Uma entrevista da banda para um blog do portal R7, confira na íntegra!

Sei que não é novidade, mas poucas vezes tinha parado para prestar atenção devida em uma banda folk metal ou pagan metal. Até chegar um email de lançamento do Dark Inquisition, quando soube que além de brasileiros já estão há década e meia em atividade. E não é que é legal o som dos caras?
Tirei uma dúvidas e matei umas curiosidades com o vocalista da banda.

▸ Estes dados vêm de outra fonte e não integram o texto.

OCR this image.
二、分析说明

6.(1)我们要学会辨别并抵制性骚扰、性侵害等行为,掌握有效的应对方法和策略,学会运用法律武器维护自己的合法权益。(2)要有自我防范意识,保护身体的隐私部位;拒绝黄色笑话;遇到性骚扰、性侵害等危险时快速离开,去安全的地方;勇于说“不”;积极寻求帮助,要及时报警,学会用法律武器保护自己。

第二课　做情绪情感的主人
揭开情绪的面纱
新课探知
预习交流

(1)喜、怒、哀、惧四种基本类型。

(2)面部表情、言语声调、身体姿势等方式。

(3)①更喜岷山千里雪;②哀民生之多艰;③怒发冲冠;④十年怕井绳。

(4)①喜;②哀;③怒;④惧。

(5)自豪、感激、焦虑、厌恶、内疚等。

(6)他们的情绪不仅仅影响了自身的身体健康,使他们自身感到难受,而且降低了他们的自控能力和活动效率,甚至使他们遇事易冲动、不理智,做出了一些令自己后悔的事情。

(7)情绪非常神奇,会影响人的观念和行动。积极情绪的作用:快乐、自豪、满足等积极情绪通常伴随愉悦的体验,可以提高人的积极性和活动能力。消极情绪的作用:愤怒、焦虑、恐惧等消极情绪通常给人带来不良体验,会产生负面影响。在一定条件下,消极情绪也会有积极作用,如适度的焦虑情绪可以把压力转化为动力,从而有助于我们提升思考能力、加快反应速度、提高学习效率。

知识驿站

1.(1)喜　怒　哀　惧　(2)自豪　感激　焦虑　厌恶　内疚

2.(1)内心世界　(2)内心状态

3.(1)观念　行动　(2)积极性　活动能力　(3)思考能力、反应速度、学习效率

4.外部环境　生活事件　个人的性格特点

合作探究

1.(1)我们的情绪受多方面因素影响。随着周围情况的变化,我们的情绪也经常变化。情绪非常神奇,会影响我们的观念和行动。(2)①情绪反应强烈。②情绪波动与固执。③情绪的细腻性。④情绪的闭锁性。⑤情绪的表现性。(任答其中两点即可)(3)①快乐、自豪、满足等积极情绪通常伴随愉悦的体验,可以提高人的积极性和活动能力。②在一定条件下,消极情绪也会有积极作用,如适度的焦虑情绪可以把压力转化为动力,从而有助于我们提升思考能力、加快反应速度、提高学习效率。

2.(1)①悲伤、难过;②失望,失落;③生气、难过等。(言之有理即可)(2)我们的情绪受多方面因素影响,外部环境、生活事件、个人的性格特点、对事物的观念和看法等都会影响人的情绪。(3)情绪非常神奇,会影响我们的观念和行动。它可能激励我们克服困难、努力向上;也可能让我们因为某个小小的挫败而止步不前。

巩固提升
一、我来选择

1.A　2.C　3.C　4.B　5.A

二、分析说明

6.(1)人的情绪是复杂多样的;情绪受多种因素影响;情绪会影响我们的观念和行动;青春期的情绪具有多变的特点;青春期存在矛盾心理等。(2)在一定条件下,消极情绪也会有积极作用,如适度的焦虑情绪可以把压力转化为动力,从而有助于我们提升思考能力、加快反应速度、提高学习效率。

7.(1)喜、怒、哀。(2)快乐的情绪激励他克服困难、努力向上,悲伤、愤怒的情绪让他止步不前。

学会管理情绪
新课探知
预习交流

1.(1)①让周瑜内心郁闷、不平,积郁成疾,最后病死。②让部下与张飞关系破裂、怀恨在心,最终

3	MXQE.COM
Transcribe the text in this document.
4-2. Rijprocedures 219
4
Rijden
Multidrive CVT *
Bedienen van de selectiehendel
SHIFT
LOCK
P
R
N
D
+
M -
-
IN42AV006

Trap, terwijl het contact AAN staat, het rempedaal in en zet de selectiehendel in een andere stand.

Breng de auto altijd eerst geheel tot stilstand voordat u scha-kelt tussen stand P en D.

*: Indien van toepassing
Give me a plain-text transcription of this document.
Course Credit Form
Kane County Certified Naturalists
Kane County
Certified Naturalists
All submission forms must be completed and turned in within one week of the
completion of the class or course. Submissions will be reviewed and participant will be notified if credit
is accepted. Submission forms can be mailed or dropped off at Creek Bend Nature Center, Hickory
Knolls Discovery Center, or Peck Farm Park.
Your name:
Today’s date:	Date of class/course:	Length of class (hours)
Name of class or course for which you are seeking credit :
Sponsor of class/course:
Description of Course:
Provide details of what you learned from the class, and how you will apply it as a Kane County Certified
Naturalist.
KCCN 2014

Não é algo usual ter banda de metal brasileiro com influência folk ou celta ou, conforme o gênero de vcs, de música pagã. De onde surgiu essa combinação?
Daniel Malkafly –
A banda começou em 2000 tocando rock “pesado” e do nada estávamos fazendo covers de Sepultura. De tanto ouvir bandas europeias inspiradas em temas celtas e vikings, acabamos arriscando misturar Sepultura com flautas em meados de 2003, e de lá pra cá não paramos. Mas mesmo nessa época já tinham algumas bandas brasileiras, da qual destaco Tuatha de Dannan, por exemplo, que já tocava Celtic Metal (para nós sempre foi inspiração). Mas a questão é que gostávamos muito de bandas que tocavam sobre culturas muito diferentes, e não me senti na época preparado para abraçar uma só, então decidimos fazer algo focado no tema medieval no geral, abrindo nosso leque. Hoje, no Brasil, temos bandas com temas puristas de Folk que vão do Viking ao Celta e até Tupi-Guarani, nós escolhemos tocar um pouco disso tudo porque somos fãs de todas estas bandas.

Todos os integrantes têm a mesma afinidade com os gêneros ou algum/ns é/são mais purista/s?
DM –
Nunca fomos muito puristas, esse é nosso principal ingrediente. Eu gosto muito de rock no geral, metal extremo e música clássica (principalmente barroca), os guitarristas gostam de rock nacional, metal melódico, progressivo. O baterista divide paixão entre Dio e Krisiun, já o baixista é um fanático pelo estilo do folk, viking, celtic e afins, além de ouvir e tocar muito bem black metal. Toda essa salada musical é o que mais influencia na criação de uma música que flui muito mais livre.

Qual é a expectativa de vcs ao optar por esse gênero? Formar base fora do país ou introduzir um conceito diferente ao que estamos acostumados no Brasil sobre metal com ritmos tradicionais (Roots etc)?
DM –
A principal motivação era unir tudo que gostamos, usando um foco principal que era medievalismo, indiferente da bandeira. E, como toda banda, queremos alcançar mercados cada vez maiores e levar nossas músicas a palcos cada vez mais longe, e isso, só no Brasil já é um trabalho e tanto, muito chão ainda até sair do País. Não achamos que estamos criando com um novo conceito musical, mas tocar “Folk Metal” que não está enraizado em uma cultura específica não é muito comum, e apostamos neste diferencial para abrir novos caminhos dentro dos já conhecidos estilos de metal.